Tuesday, March 10, 2015

Thinking Differently About the Plateau...

In a recent post I complained that the effort I had put into exercise hadn't been generating the gains that I was hoping for. The scale wasn't telling me the numbers that I expected, and I was irritated by that fact. Over the last weeks, I have taken a different view of my progress. A view that probably makes more sense then the readout on a digital scale.
 
I've probably already explained why I started exercising, but in case you missed it...I started exercising because I quit smoking, and because I realized that I had hit certain age milestones.

As it turns out, I quit smoking without adding food as  a subliminal smoking replacement. Which is great, and played perfectly into the second reason I started. General health and weight loss.

So I started this process with a goal. I was going to be a certain weight. My Fitbit offered to monitor and provide status on weight as a fitness goal. Now I had targets and tracking tools. My plan was coming together.

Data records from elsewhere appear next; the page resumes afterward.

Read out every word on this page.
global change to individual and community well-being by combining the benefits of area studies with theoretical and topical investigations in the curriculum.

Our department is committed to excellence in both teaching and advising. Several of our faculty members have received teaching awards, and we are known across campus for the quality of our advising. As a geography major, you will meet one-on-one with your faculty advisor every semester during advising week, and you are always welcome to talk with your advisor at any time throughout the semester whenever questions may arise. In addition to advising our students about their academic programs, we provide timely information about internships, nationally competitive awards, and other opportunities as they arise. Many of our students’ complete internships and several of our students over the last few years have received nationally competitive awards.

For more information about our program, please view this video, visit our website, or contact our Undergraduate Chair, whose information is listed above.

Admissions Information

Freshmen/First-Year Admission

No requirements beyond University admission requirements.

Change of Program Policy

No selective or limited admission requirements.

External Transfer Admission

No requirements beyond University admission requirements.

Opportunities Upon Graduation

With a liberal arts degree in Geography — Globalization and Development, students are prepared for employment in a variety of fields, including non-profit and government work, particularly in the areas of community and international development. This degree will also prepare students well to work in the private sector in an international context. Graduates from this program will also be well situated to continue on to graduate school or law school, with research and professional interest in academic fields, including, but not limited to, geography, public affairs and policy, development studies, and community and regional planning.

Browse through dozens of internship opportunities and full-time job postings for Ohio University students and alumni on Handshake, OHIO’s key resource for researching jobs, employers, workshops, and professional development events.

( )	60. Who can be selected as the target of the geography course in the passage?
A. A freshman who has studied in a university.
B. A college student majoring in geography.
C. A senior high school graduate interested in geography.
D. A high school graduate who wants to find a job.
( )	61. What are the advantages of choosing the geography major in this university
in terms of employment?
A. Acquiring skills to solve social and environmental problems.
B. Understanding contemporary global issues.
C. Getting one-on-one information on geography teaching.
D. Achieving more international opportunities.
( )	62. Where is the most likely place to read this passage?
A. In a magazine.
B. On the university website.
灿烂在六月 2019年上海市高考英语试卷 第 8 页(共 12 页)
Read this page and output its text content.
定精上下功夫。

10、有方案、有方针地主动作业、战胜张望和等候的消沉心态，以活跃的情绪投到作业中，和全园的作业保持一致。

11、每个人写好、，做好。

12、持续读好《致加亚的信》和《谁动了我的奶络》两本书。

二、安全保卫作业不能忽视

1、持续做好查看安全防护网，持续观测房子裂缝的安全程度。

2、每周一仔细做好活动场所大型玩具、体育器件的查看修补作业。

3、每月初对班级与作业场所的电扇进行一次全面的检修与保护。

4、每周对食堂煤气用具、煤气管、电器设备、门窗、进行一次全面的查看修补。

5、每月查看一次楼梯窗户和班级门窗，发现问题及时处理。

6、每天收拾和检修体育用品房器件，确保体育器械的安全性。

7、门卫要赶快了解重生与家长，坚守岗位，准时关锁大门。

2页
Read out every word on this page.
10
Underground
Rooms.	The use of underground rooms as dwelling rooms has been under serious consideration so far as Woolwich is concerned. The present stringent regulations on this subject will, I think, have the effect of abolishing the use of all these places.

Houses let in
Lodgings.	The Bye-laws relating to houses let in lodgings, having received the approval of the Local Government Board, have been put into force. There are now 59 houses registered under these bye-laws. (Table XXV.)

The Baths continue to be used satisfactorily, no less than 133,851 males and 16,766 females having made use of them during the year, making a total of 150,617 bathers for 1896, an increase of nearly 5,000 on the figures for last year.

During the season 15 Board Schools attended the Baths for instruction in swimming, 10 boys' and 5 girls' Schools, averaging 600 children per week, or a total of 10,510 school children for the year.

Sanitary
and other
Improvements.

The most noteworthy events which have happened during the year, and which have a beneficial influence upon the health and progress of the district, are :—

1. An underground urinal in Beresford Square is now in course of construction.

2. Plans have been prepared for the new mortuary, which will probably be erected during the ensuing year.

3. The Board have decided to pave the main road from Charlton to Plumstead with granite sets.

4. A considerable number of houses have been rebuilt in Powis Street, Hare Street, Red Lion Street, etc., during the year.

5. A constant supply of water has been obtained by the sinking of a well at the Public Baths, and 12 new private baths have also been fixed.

When M. and I acquired the Fitbit scale I was thrilled. This device would continually inform me of my progress. What's not to love? Technology was going to help me keep on track and motivate me to meet my goals. The scale would be the ultimate judge of my success.

Wrong.

As it turned out, the scale was anything but motivational. The scale turned out to be practically sysiphusian. What was the point of all of this effort if the numbers never moved. It was downright disheartening.

That's when I began to notice something... Some change comes so gradually that you don't see it. It's like the tale of the frog in the kettle.

...That a frog will immediately jump out of a kettle of boiling water, but if the if the water is warmed slowly enough the frog won't jump out. And yes... I know it just an old cautionary tale and not true, but the message works...

I didn't notice, that while I was fretting over numbers, that other less obvious changes were occurring. That my mirrors were telling me a different story than my scale. I may not have been losing mass, but clearly I had been redistributing and transforming it. I can see the changes, and I can certainly feel them. What was frustration has become motivation.

The scale will be allowed to stay, but its role has been changed.

- ND

1 comment:

Unknown said...

Excellent realization! Numbers don't tell the whole story.